Exit doorway states in nuclear reactions

Abstract

Compound nuclear processes should in fact exhibit all the resonances of the underlying compound nucleus. In intermediate resolution experiments where the energy resolution $\ensuremath{\Delta}E$ is considerably large compared to the width and spacing of compound nuclear states but small compared to those of optical model shape resonances, one observes the well-known intermediate structure. In the case of compound elastic processes a dynamically reasonable account of intermediate structure resonances was developed by various authors, where one assumes the existence of a doorway state through which the incident (or the final) state couples to the compound nuclear states.

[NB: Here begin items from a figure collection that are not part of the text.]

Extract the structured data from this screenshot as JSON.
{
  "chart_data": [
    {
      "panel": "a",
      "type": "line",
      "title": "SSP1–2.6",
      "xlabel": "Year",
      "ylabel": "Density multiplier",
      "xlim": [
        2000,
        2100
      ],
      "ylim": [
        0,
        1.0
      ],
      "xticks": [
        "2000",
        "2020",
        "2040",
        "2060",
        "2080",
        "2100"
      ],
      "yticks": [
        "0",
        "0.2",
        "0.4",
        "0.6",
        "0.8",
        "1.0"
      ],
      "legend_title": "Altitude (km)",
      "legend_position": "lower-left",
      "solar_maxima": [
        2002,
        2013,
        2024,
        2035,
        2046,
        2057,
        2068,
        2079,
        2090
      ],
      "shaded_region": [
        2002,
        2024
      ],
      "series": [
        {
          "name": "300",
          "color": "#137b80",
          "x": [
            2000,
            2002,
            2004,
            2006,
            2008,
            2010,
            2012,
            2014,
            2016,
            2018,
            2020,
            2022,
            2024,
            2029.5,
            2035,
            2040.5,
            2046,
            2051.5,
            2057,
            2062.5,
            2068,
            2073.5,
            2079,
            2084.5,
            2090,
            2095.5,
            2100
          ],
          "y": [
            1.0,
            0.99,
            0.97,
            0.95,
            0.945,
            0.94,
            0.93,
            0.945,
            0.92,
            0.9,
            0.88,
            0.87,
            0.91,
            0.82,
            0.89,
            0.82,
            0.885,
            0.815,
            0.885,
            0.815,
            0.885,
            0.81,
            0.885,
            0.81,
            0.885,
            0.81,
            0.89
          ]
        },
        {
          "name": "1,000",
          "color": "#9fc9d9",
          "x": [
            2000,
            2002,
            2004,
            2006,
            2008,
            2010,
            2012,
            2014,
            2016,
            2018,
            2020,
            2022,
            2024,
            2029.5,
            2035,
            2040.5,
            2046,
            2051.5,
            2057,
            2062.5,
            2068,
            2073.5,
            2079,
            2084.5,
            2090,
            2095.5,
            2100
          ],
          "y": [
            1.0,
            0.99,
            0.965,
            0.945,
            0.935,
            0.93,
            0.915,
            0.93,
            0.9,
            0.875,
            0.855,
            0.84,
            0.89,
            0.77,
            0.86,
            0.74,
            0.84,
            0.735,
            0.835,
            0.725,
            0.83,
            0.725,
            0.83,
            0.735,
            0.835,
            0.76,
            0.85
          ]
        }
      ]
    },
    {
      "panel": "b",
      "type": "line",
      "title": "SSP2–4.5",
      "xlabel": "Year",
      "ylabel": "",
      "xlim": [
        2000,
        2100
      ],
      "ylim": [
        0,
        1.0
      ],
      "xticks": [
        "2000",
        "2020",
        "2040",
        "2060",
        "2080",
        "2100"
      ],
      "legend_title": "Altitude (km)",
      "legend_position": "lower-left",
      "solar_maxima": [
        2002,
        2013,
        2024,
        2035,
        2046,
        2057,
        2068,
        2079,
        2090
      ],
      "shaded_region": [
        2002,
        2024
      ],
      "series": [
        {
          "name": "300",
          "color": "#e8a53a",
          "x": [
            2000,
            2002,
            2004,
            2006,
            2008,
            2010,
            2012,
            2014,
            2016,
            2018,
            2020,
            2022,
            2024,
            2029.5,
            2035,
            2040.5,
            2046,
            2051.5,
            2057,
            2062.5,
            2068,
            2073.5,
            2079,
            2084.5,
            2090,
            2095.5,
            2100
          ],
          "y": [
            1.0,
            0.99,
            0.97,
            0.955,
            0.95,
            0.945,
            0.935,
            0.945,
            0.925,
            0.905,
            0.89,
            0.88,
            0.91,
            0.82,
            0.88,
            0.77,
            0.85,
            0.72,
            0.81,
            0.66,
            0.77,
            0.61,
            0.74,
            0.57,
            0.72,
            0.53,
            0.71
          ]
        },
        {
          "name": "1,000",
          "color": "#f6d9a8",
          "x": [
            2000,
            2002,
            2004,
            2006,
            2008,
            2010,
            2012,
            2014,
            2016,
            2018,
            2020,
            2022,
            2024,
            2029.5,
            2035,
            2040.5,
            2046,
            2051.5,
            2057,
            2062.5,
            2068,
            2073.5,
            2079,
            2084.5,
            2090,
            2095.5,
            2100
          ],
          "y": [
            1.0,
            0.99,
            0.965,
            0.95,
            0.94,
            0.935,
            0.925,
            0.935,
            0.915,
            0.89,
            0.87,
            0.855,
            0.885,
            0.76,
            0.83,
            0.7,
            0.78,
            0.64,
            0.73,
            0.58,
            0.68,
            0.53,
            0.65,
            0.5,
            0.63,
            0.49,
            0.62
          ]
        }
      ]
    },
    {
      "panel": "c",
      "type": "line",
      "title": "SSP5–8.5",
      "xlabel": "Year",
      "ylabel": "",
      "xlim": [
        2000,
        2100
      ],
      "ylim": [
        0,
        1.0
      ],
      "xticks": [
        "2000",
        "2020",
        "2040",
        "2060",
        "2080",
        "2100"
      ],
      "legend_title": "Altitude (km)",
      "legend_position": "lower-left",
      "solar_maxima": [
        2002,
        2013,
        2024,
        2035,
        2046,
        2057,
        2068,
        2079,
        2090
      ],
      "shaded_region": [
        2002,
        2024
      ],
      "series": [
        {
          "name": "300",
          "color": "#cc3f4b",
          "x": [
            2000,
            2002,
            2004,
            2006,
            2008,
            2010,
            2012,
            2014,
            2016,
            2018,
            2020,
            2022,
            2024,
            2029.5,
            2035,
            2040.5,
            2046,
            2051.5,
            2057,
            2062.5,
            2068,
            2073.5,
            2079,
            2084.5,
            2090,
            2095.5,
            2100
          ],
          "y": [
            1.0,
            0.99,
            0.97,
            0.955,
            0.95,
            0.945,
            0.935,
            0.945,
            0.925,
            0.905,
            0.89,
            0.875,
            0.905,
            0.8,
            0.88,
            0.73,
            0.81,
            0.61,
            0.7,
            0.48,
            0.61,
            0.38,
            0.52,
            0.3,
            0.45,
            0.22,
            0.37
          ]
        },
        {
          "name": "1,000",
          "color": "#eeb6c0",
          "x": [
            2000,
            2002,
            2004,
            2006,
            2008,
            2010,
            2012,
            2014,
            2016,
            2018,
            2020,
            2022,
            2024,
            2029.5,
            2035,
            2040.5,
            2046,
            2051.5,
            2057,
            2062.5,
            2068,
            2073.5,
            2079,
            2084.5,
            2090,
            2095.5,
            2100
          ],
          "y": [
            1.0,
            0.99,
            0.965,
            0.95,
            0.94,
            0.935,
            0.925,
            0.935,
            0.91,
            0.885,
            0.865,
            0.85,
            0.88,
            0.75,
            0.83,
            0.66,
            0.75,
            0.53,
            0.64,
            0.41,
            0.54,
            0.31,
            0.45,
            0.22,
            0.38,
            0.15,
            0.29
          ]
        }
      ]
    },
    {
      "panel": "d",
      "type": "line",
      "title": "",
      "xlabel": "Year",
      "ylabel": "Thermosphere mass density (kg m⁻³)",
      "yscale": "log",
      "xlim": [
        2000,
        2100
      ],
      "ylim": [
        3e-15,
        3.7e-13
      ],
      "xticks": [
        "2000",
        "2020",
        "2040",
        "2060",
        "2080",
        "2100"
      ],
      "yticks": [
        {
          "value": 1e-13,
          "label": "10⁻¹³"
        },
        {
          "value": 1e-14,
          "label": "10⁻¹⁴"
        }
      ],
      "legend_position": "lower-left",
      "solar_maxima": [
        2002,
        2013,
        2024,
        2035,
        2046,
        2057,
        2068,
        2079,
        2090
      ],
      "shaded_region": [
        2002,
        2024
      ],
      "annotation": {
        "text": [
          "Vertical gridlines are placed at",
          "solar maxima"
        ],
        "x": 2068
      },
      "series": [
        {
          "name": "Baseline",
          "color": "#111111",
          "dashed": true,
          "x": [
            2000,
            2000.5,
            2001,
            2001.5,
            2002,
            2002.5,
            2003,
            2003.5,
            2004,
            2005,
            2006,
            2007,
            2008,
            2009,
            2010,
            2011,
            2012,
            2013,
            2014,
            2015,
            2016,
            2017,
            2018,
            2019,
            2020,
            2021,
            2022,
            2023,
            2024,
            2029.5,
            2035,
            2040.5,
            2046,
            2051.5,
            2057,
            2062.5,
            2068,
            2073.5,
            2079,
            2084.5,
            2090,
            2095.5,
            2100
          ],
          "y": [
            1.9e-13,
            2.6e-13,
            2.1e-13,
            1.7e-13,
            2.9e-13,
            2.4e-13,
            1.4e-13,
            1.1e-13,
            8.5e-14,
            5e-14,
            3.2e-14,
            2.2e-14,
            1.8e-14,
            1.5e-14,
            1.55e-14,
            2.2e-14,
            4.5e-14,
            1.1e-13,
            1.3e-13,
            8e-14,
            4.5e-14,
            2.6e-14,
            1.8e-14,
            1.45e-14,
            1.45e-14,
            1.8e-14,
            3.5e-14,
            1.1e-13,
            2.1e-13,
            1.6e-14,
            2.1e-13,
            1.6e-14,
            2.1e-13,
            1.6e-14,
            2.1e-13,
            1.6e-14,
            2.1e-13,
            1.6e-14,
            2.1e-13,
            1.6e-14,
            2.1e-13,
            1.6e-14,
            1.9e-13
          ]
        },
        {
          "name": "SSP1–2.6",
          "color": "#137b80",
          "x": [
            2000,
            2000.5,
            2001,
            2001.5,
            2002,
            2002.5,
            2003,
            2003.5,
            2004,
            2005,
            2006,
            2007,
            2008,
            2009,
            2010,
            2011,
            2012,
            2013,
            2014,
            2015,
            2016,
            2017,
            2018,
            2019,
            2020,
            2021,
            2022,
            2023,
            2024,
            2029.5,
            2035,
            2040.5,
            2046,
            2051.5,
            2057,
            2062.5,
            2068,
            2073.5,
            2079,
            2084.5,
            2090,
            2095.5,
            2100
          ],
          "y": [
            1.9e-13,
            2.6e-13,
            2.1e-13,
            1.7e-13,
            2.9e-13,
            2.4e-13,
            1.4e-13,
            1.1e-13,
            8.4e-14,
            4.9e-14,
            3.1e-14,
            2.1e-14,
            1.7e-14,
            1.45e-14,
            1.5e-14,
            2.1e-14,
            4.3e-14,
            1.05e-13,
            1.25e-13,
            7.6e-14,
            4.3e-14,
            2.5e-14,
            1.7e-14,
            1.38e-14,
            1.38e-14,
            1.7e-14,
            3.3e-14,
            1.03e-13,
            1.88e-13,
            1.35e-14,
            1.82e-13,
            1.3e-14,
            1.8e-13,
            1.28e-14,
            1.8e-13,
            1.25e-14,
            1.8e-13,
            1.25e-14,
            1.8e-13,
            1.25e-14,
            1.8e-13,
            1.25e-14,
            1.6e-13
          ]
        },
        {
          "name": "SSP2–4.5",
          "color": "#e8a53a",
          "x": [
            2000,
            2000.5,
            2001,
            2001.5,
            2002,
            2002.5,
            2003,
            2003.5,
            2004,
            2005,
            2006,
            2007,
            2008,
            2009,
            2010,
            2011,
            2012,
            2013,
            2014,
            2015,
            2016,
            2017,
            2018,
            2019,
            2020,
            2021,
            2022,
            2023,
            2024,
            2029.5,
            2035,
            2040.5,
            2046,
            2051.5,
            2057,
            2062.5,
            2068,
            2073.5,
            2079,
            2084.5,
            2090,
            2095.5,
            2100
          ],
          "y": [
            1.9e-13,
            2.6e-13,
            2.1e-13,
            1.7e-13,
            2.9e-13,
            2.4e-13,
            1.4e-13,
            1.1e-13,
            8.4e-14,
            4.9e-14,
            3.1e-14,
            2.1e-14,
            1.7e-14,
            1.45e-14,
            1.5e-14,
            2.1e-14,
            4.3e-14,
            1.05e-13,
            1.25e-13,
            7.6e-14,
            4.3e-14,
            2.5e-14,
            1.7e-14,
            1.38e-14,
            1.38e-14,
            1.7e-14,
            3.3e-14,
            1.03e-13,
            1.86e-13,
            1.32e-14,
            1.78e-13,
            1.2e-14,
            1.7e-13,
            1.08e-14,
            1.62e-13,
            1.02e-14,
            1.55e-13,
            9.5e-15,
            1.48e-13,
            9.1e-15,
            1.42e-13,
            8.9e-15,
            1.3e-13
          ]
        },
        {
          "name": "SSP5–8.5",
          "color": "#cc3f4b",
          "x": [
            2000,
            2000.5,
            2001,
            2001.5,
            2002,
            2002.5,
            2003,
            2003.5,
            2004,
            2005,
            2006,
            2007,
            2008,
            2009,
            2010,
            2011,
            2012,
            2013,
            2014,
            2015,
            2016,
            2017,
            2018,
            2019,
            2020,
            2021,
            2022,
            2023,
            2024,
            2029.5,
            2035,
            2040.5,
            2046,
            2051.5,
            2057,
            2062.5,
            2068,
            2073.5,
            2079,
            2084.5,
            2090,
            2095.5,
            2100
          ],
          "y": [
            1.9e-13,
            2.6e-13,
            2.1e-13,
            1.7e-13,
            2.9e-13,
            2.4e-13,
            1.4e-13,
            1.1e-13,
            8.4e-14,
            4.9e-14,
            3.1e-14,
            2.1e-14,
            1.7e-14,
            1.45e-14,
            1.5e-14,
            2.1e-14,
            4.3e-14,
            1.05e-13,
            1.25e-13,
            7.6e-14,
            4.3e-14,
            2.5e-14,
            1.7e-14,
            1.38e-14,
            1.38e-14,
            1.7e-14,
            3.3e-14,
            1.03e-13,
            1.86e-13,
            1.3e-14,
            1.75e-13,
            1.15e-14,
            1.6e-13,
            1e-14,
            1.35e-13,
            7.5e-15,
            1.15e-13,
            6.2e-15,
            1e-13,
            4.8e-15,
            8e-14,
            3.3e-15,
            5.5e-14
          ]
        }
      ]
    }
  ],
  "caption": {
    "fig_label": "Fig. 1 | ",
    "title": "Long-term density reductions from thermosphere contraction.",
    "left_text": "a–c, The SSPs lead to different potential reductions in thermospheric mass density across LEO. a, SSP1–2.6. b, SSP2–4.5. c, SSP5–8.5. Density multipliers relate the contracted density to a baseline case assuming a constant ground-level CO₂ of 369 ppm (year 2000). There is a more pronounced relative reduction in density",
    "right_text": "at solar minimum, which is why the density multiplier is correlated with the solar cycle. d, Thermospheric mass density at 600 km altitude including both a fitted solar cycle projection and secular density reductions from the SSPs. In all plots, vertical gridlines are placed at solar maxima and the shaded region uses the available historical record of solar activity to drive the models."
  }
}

An energy average of the resultant amplitude exhibits intermediate structure. In the case of compound inelastic reactions the incident and the final states are different and the doorway states that relate the final state to the compound nuclear states will in general be different from the doorway states which relate the incident state to the compound nuclear states. The former doorway states will be referred to as the exit doorway states and the latter as the entrance doorway states. A dynamical theory is developed acknowledging the notion of these two kinds of doorway states. The energy averaged transition amplitude shows two sets of intermediate structure resonances corresponding to these two kinds of doorway states. It is expected that one of these sets of resonances will usually dominate a reaction in an energy domain. The present formulation can possibly explain the different sets of intermediate structure resonances observed in different exit channels of a nuclear reaction, for example, those observed in various exit channels of the $^{12}\mathrm{C}$+$^{16}\mathrm{O}$ system.